Un minuto di raccoglimento in memoria del quarantunesimo militare caduto in Afganistan, in ricordo dell’ex consigliere regionale e deputato del MSI Francesco Palo Liuzzi deceduto la scorsa settimana e delle vittime degli attentati in Norvegia sono stati osservati dal Consiglio regionale nella sua ultima seduta della sessione estiva.

Di “guerra che va ripensata” ha parlato il presidente del Consiglio regionale Onofrio Introna che ha poi ricordato la figura dell’ex consigliere Liuzzi, nativo di Crispiano e deceduto all’età di 80 anni e definito farneticanti ed inspiegabili le motivazioni che hanno condotto a perpetrare la strage in Norvegia.

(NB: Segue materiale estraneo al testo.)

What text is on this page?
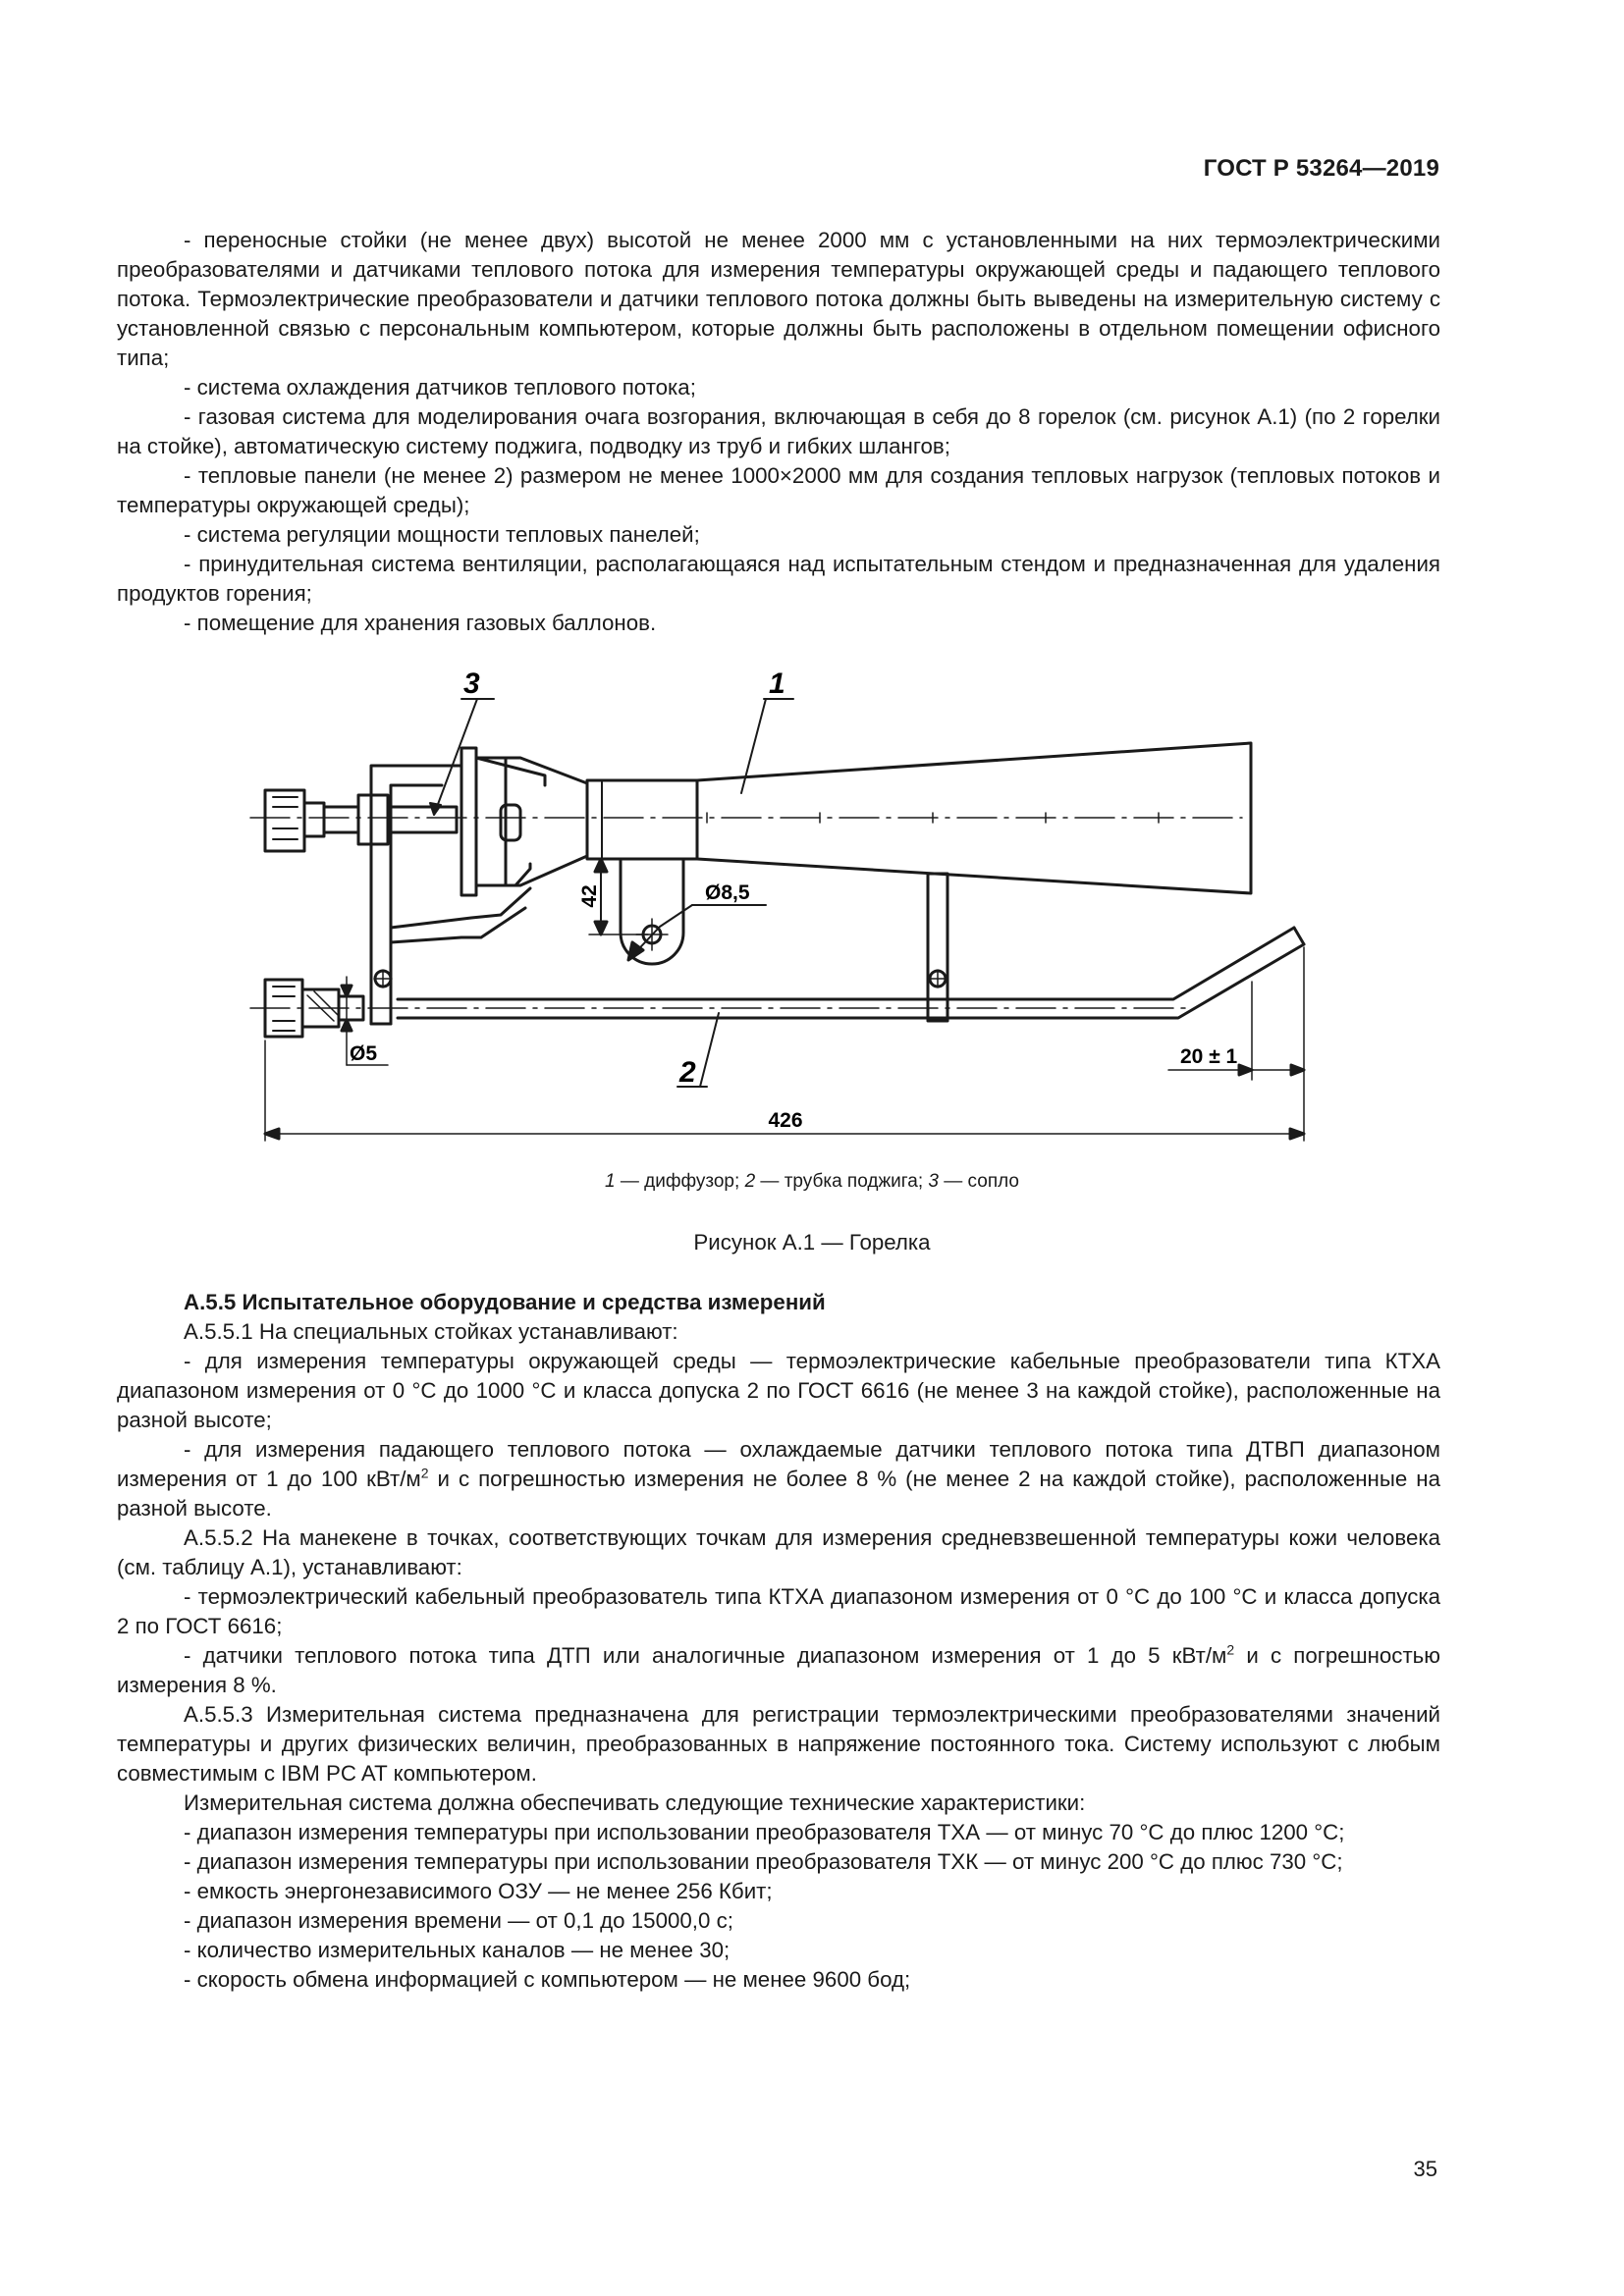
ГОСТ Р 53264—2019

- переносные стойки (не менее двух) высотой не менее 2000 мм с установленными на них термоэлектрическими преобразователями и датчиками теплового потока для измерения температуры окружающей среды и падающего теплового потока. Термоэлектрические преобразователи и датчики теплового потока должны быть выведены на измерительную систему с установленной связью с персональным компьютером, которые должны быть расположены в отдельном помещении офисного типа;

- система охлаждения датчиков теплового потока;

- газовая система для моделирования очага возгорания, включающая в себя до 8 горелок (см. рисунок А.1) (по 2 горелки на стойке), автоматическую систему поджига, подводку из труб и гибких шлангов;

- тепловые панели (не менее 2) размером не менее 1000×2000 мм для создания тепловых нагрузок (тепловых потоков и температуры окружающей среды);

- система регуляции мощности тепловых панелей;

- принудительная система вентиляции, располагающаяся над испытательным стендом и предназначенная для удаления продуктов горения;

- помещение для хранения газовых баллонов.

3	1
2
42	Ø8,5
Ø5	20 ± 1
426
1 — диффузор; 2 — трубка поджига; 3 — сопло
Рисунок А.1 — Горелка

А.5.5 Испытательное оборудование и средства измерений

А.5.5.1 На специальных стойках устанавливают:

- для измерения температуры окружающей среды — термоэлектрические кабельные преобразователи типа КТХА диапазоном измерения от 0 °С до 1000 °С и класса допуска 2 по ГОСТ 6616 (не менее 3 на каждой стойке), расположенные на разной высоте;

- для измерения падающего теплового потока — охлаждаемые датчики теплового потока типа ДТВП диапазоном измерения от 1 до 100 кВт/$м^2$ и с погрешностью измерения не более 8 % (не менее 2 на каждой стойке), расположенные на разной высоте.

А.5.5.2 На манекене в точках, соответствующих точкам для измерения средневзвешенной температуры кожи человека (см. таблицу А.1), устанавливают:

- термоэлектрический кабельный преобразователь типа КТХА диапазоном измерения от 0 °С до 100 °С и класса допуска 2 по ГОСТ 6616;

- датчики теплового потока типа ДТП или аналогичные диапазоном измерения от 1 до 5 кВт/$м^2$ и с погрешностью измерения 8 %.

А.5.5.3 Измерительная система предназначена для регистрации термоэлектрическими преобразователями значений температуры и других физических величин, преобразованных в напряжение постоянного тока. Систему используют с любым совместимым с IBM PC AT компьютером.

Измерительная система должна обеспечивать следующие технические характеристики:

- диапазон измерения температуры при использовании преобразователя ТХА — от минус 70 °С до плюс 1200 °С;

- диапазон измерения температуры при использовании преобразователя ТХК — от минус 200 °С до плюс 730 °С;

- емкость энергонезависимого ОЗУ — не менее 256 Кбит;

- диапазон измерения времени — от 0,1 до 15000,0 с;

- количество измерительных каналов — не менее 30;

- скорость обмена информацией с компьютером — не менее 9600 бод;

35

Sul primo dei due punti previsti (un ordine del giorno sul declassamento dell’ospedale di Manfredonia a firma dei consiglieri Francesco Ognissanti, Pd, e Giandiego Gatta, Pdl, a seguire la riforma dello Statuto nella parte riguardante il numero dei componenti il Consiglio regionale), la mediazione del presidente Introna ha evitato che i proponenti il documento abbandonassero definitivamente i lavori in polemica con la mancata presenza in aula dell’assessore alle politiche della salute, Tommaso Fiore.
La sua assenza, infatti, ha impedito la discussione sull’ordine del giorno, ma non una serie polemica di interventi, oltre che dei proponenti l’ordine del giorno, anche di Ignazio Zullo, Pdl, (che ha annunciato la presentazione di una proposta di legge risolutiva per i 530 tra medici e paramedici interessati dal blocco dei processi di internalizzazione), Francesco Damone (Ppdt) per il quale la chiusura degli ospedali sta causando ovunque gravi problemi e Franco Pastore (Misto-Psi), che ha definitivo come politicamente grave l’assenza di Fiore.
Con la mediazione del presidente Introna, il tema segnalato dai consiglieri Gatta ed Ognissanti ed allargato alle problematiche sanitarie rappresentate dal capogruppo Damone è stato recepito dall’assessore alle finanze Michele Pelillo, in rappresentanza del governo regionale.